The framework for Business Relief (BR) is set for its most substantial overhaul in decades. Beginning in April 2026, revised regulations will alter how business assets are protected from inheritance tax, making this a key moment to evaluate your current strategies and safeguard your legacy.
The £1 Million Threshold: Understanding the New Limits
From April 2026, the government will implement comprehensive changes to BR. The new system establishes that only the initial £1 million of qualifying business assets will receive complete inheritance tax relief. Any value exceeding this threshold will qualify for 50% relief, effectively creating a 20% tax liability on the surplus value.
This marks a significant departure from the existing system where qualifying business assets can receive 100% relief regardless of their total value.
Additionally, AIM-listed shares will only qualify for 50% relief, changing from their current rate of 100%. This £1 million allowance will also be shared between Business Relief and Agricultural Relief, potentially impacting those who manage farming operations with diverse business activities.
It's also crucial to be aware of anti-forestalling provisions, where the government introduced measures to prevent acting pre-emptively, applicable to transfers made between 30 October 2024 and 5 April 2026.
Qualifying for Business Relief: Essential Criteria
For business assets to qualify for relief, several key conditions must be satisfied. While the two-year ownership requirement remains unchanged, it's vital to recognise that a business must be a genuine trading operation rather than primarily focused on investment holdings. This distinction has become increasingly significant as businesses diversify their activities.
Your business must operate with a clear profit objective, and there cannot be an existing binding contract for sale. This final point frequently catches business owners during succession planning. Additionally, if a company is undergoing liquidation, it becomes ineligible for relief, emphasising the importance of timing in exit planning.

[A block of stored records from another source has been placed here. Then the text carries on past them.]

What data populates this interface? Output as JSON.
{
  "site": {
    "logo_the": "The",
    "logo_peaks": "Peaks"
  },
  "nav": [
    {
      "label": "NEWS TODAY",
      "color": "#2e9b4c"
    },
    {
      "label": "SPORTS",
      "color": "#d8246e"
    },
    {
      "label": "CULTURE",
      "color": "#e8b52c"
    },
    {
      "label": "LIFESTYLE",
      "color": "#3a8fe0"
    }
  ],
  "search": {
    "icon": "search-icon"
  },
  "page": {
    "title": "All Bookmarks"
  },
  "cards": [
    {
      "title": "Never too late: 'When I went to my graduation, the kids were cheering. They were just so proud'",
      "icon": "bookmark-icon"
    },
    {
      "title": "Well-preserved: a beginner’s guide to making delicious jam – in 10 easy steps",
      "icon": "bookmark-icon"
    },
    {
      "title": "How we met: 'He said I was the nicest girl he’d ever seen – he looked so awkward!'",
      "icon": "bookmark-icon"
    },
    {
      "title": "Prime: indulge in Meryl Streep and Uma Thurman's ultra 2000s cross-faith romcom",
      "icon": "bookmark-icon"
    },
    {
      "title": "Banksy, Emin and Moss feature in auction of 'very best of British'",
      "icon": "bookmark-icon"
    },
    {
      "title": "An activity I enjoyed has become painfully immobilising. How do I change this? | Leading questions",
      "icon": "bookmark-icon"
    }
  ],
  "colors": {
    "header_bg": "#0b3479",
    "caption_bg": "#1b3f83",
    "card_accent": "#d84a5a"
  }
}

Strategic Approaches for Your Business Structure
With the new regulations approaching, reviewing your business structure has become more important than ever. Consider distributing ownership among family members to take advantage of multiple £1 million allowances. However, this approach requires thoughtful consideration regarding maintaining control and managing future business development.
Hybrid operations combining trading and investment activities present unique challenges under the revised regime. Careful monitoring of income streams and utilisation of assets is necessary to prevent inadvertent loss of relief. This might require restructuring operations or establishing separate entities for different business aspects.
Balancing Control with Succession Planning
For those concerned about directly transferring assets to subsequent generations, trust structures offer an effective solution. These arrangements allow continued control over business decisions while protecting assets from potential relationship complications. Such structures can preserve BR eligibility while still providing family members with income access.
Existing loan relationships with the business will warrant careful examination. Converting loans to shares through rights issues can effectively secure BR qualification, though timing and documentation are crucial. Any restructuring should be supported by clear commercial rationale beyond tax planning to withstand scrutiny.
Business property ownership often presents unique challenges. Whether business premises are held personally or within the company, the new 50% relief cap on personally held assets adds complexity to this decision. Property investment companies require particularly careful consideration under the new framework.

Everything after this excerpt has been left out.